Salmon Nutrition
Salmon is frequently referred to as something of a nutritional powerhouse, which puts our product in a category of its own.
In recent times, over 30 percent of consumers have been reducing their consumption of meat, while increasing their consumption of fish. When you consider the nutritional profile of seafood, it is unsurprising that the benefits of fish are coming to the fore for informed and health-conscious consumers.

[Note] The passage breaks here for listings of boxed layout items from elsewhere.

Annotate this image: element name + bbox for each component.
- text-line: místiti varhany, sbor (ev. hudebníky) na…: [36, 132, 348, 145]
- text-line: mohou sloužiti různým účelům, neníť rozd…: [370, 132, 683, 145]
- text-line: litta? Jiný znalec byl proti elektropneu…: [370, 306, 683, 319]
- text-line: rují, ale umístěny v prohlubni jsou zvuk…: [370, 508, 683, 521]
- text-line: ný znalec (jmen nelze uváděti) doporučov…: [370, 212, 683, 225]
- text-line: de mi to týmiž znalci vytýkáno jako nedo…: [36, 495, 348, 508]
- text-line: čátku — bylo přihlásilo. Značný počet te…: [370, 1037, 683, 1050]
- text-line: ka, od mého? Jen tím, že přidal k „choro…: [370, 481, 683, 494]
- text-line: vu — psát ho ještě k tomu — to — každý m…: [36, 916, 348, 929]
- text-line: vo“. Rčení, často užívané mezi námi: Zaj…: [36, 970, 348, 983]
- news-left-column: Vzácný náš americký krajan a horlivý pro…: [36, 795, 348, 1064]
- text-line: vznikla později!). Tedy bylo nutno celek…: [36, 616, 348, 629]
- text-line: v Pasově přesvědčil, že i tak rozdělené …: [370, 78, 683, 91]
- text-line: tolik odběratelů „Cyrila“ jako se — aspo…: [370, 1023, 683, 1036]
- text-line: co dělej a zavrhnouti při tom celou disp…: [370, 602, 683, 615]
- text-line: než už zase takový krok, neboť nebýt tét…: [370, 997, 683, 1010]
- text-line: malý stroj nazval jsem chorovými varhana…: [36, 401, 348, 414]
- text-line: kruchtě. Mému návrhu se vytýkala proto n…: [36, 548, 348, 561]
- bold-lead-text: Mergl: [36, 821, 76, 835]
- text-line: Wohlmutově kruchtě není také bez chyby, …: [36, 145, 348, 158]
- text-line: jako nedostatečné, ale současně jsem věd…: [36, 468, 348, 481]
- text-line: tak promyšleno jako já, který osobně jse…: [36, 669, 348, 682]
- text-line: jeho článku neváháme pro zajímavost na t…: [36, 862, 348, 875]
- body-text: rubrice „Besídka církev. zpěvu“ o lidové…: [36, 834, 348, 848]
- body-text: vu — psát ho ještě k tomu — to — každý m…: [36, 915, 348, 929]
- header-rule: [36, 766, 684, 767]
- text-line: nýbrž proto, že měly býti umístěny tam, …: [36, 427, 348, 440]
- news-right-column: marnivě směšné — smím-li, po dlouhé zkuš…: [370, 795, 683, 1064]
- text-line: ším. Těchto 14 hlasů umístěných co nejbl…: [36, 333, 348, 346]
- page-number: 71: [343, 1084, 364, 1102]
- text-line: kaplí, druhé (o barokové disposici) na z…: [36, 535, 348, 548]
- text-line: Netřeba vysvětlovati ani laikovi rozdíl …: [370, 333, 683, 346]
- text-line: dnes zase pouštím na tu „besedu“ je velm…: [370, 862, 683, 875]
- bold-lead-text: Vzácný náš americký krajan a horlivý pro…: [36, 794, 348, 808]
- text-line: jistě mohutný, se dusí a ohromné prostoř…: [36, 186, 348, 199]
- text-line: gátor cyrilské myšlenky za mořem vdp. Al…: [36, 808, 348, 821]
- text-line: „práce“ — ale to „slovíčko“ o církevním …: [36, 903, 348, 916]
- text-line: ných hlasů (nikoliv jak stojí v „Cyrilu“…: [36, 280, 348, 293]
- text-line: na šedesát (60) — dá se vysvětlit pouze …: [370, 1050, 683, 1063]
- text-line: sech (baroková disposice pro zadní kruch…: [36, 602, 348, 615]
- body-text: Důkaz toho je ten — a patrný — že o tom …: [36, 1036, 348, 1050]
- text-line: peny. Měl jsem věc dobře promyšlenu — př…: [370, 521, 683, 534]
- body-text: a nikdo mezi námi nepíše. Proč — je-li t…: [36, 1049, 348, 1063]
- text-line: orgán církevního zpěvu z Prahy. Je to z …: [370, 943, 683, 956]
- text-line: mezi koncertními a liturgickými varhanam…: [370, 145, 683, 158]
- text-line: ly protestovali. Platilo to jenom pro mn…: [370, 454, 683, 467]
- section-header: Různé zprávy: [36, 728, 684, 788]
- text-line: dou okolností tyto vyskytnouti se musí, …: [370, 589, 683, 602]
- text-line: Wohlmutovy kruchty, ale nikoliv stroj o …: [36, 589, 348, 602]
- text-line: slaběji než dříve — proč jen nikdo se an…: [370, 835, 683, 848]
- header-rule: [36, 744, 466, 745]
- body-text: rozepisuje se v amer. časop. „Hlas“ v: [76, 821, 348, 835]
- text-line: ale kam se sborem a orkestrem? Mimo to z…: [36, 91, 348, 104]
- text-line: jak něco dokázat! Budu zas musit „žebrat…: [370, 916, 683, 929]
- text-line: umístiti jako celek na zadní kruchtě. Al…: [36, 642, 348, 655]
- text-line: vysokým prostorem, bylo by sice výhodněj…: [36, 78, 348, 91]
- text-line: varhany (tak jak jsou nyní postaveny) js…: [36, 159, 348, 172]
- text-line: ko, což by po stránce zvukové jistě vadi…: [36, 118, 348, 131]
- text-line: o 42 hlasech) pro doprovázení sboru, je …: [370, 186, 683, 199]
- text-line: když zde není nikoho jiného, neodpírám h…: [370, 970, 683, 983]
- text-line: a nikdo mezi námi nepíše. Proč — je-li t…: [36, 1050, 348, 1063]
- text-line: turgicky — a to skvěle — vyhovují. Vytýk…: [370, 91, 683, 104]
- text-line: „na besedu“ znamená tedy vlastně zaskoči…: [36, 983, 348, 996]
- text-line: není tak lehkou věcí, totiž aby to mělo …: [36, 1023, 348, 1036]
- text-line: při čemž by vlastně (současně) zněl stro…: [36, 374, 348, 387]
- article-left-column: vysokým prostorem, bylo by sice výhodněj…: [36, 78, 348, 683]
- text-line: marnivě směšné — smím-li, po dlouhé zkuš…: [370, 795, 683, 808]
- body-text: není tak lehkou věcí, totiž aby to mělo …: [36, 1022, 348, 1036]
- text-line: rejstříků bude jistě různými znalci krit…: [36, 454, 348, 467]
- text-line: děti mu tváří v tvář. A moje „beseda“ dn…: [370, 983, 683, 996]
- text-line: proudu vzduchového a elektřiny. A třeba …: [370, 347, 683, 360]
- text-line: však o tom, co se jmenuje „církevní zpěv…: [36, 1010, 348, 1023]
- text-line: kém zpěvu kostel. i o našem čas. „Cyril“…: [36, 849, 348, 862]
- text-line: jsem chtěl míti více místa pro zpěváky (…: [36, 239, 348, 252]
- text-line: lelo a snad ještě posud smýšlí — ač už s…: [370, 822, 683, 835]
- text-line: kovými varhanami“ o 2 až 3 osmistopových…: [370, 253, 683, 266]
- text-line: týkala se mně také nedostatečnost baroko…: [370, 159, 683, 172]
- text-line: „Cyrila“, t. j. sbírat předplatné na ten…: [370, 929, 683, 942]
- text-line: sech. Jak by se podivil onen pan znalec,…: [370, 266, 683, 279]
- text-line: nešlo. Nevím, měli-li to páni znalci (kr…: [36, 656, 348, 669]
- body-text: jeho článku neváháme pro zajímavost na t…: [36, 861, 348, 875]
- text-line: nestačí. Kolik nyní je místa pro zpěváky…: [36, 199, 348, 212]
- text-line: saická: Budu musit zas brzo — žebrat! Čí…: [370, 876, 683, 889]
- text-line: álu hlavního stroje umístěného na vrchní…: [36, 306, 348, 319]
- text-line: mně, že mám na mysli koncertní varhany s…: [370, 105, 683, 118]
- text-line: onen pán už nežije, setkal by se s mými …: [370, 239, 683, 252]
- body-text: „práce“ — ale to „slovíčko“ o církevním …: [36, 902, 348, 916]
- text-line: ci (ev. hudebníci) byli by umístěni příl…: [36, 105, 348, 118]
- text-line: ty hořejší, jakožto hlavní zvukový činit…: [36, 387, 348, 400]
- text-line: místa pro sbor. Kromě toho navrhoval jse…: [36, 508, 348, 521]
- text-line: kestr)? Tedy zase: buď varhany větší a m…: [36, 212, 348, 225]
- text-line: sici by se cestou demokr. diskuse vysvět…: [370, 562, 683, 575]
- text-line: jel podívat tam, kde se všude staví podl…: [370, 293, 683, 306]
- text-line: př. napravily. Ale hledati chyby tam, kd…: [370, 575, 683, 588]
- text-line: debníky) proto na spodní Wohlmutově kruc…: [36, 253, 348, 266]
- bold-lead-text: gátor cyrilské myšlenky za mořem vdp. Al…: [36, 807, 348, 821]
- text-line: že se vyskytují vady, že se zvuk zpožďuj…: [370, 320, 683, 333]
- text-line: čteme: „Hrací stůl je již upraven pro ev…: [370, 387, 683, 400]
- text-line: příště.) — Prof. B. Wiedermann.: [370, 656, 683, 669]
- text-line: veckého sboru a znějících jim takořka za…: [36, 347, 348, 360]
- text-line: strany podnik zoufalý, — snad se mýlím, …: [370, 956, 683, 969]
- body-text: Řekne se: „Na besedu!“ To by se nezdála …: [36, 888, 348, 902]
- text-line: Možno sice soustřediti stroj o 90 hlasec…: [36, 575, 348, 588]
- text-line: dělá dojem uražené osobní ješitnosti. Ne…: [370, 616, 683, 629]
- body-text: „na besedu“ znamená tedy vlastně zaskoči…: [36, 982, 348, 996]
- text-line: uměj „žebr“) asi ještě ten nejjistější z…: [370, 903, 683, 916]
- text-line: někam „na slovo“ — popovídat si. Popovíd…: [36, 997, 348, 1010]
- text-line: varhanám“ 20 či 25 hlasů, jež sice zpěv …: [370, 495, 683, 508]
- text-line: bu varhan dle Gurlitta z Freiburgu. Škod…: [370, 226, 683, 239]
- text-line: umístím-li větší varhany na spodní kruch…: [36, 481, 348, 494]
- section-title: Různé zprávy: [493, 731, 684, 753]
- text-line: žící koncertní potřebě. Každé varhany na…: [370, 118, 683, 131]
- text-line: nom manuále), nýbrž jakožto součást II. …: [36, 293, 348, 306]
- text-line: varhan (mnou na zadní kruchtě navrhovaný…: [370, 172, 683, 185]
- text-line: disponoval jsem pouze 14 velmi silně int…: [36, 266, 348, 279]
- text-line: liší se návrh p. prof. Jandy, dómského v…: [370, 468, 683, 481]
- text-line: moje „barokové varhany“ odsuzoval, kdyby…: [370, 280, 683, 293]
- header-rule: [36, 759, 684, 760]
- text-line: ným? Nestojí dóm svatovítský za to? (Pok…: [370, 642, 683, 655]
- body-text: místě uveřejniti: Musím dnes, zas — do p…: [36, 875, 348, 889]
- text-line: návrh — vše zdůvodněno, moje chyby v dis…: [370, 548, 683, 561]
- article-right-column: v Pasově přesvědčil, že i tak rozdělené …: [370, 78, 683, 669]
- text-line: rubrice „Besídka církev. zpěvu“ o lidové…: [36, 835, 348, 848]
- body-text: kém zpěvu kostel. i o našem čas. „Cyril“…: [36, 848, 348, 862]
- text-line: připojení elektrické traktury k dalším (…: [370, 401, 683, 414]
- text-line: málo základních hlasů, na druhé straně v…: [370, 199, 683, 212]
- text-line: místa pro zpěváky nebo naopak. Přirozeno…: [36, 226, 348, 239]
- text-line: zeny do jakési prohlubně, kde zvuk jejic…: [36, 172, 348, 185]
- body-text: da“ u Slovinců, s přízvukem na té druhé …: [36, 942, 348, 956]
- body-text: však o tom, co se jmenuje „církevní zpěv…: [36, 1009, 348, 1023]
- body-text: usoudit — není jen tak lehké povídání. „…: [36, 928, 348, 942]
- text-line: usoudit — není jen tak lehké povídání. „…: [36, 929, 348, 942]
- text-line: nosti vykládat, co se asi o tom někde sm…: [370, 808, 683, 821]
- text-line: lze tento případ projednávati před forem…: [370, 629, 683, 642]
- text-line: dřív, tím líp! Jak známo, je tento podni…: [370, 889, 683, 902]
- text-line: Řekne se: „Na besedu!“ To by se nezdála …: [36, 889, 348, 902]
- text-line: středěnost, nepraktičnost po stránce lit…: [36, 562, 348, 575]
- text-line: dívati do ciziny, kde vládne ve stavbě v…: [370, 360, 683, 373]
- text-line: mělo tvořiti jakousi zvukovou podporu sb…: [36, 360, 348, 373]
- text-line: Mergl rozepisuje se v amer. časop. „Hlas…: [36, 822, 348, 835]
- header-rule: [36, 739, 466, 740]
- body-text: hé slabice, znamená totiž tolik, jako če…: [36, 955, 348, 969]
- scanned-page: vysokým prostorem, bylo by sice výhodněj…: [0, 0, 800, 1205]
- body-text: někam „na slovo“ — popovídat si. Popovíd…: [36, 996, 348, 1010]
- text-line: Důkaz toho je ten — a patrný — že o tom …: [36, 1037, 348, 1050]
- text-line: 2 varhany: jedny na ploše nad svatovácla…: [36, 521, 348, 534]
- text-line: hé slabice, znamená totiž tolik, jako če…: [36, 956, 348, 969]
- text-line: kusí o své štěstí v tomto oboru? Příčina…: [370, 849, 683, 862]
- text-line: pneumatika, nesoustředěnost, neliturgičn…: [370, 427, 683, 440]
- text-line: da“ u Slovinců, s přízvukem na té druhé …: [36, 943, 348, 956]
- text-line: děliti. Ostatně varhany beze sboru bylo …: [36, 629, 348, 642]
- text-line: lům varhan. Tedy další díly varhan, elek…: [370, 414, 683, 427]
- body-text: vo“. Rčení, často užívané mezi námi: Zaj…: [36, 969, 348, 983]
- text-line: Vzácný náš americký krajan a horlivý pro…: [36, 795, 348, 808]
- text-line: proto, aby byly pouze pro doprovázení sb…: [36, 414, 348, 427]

Salmon delivers protein with far fewer calories than meat. A 100g portion of salmon contains 139 calories and 23g of protein. In comparison, a 100g portion of beef contains 210 calories and 20g of protein. The fact that salmon can provide this degree of nutrition, with approximately one tenth the carbon footprint of beef, is yet another reason to feel great about eating salmon.
Health authorities around the world are increasingly recognising the relevance and importance of oily fish as a regular component of a healthy diet. Rich in omega 3 fatty acids (EPA and DHA), research shows that frequent consumption of salmon makes a great contribution to maintaining cardiovascular health. Salmon also has anti-inflammatory properties, which can help alleviate the symptoms of conditions like rheumatoid arthritis, while also lowering blood pressure and triglyceride levels.
As delicious as it is healthful, salmon has a nutritional profile that few other products can lay claim to. It is also beneficial for our brains: growing evidence suggests that salmon consumption improves cognitive function at all stages, from foetal development thorough to old age. In addition to omega 3s, salmon is a rich source of choline, selenium, vitamins B6 and B12, as well as vitamins E and D. Salmon truly packs a potent nutritional punch with each delicious bite, which makes it a smart addition to your weekly menu.